Burnett, the history professor, said reaction to Matkin's Friday email should be understood "as the latest in a long string of insensitive responses to faculty’s desire to know everything we need to in order to stay safe and keep our loved ones safe."

"Let us remember that the key story is someone’s mother and someone’s sister has died," Burnett said. "That should remain the focus -- that a faculty member teaching face-to-face who has a family who loves her and was there to serve our community died because she was exposed to a student. That’s the main thing, but behind that is the growing frustration ever since the pandemic began with how callous and dismissive the president has been to people who raised concerns."

Michael Phillips, a professor of history at Collin, said "even if Dr. Matkin did not have permission from Iris Meda's family to share her name at the time he sent his first email, his initial announcement of the death of a faculty member was handled in a callous fashion."

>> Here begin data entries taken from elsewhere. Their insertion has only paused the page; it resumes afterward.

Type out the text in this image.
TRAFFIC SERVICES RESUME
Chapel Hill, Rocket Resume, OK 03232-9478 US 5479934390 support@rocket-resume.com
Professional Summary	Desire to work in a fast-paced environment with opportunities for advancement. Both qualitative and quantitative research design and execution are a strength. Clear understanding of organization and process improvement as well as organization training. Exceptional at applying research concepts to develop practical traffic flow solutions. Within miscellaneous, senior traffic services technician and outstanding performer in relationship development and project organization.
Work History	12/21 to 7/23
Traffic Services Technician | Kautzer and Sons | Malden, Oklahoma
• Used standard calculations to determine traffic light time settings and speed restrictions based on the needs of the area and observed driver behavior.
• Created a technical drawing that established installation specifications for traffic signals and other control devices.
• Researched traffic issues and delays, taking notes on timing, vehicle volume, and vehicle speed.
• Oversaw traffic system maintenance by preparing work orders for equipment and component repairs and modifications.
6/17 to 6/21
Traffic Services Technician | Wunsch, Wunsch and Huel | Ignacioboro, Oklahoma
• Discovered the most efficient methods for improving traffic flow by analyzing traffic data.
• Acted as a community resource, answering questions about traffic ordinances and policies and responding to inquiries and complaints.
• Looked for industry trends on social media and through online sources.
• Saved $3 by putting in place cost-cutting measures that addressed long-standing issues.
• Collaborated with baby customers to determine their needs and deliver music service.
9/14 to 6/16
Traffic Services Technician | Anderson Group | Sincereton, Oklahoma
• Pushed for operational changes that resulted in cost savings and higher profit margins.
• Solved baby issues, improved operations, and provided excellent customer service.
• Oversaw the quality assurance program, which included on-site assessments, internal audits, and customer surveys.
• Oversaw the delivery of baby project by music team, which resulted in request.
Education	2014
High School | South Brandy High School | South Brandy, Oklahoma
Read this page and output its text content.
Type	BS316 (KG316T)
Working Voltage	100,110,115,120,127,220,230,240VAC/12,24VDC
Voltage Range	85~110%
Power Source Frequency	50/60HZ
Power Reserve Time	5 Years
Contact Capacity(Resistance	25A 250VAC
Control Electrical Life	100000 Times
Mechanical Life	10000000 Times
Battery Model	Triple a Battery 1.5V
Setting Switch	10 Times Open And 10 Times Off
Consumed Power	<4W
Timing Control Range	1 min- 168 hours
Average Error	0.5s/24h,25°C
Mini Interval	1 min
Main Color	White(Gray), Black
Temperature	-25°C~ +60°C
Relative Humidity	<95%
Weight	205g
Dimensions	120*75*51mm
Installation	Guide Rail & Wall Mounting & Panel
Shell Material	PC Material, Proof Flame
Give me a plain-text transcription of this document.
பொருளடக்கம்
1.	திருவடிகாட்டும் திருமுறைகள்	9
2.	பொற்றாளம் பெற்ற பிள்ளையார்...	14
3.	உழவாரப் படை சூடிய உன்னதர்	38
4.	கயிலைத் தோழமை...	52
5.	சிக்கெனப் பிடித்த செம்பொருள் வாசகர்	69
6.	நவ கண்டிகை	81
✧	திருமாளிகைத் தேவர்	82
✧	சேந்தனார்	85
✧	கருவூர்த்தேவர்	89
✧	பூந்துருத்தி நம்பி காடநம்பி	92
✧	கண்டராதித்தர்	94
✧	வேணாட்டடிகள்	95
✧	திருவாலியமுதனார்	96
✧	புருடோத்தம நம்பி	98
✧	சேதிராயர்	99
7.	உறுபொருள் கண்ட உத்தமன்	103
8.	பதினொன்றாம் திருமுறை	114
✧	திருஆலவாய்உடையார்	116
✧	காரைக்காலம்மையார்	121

"He wrapped the announcement in a holiday greeting and packaged it with news about a SACS visit and an update on charitable giving," Phillips said via email. "Even without providing a name, Dr. Matkin should have broken news that a faculty member died in a separate email with condolences, an appropriate acknowledgement of how tragic the death was, and an appreciation of the hardships all students, faculty, and staff have gone through during this catastrophic pandemic. Instead, a faculty death was treated as a side note, a statistical item. This is not how you properly inform others that there was a death in the family."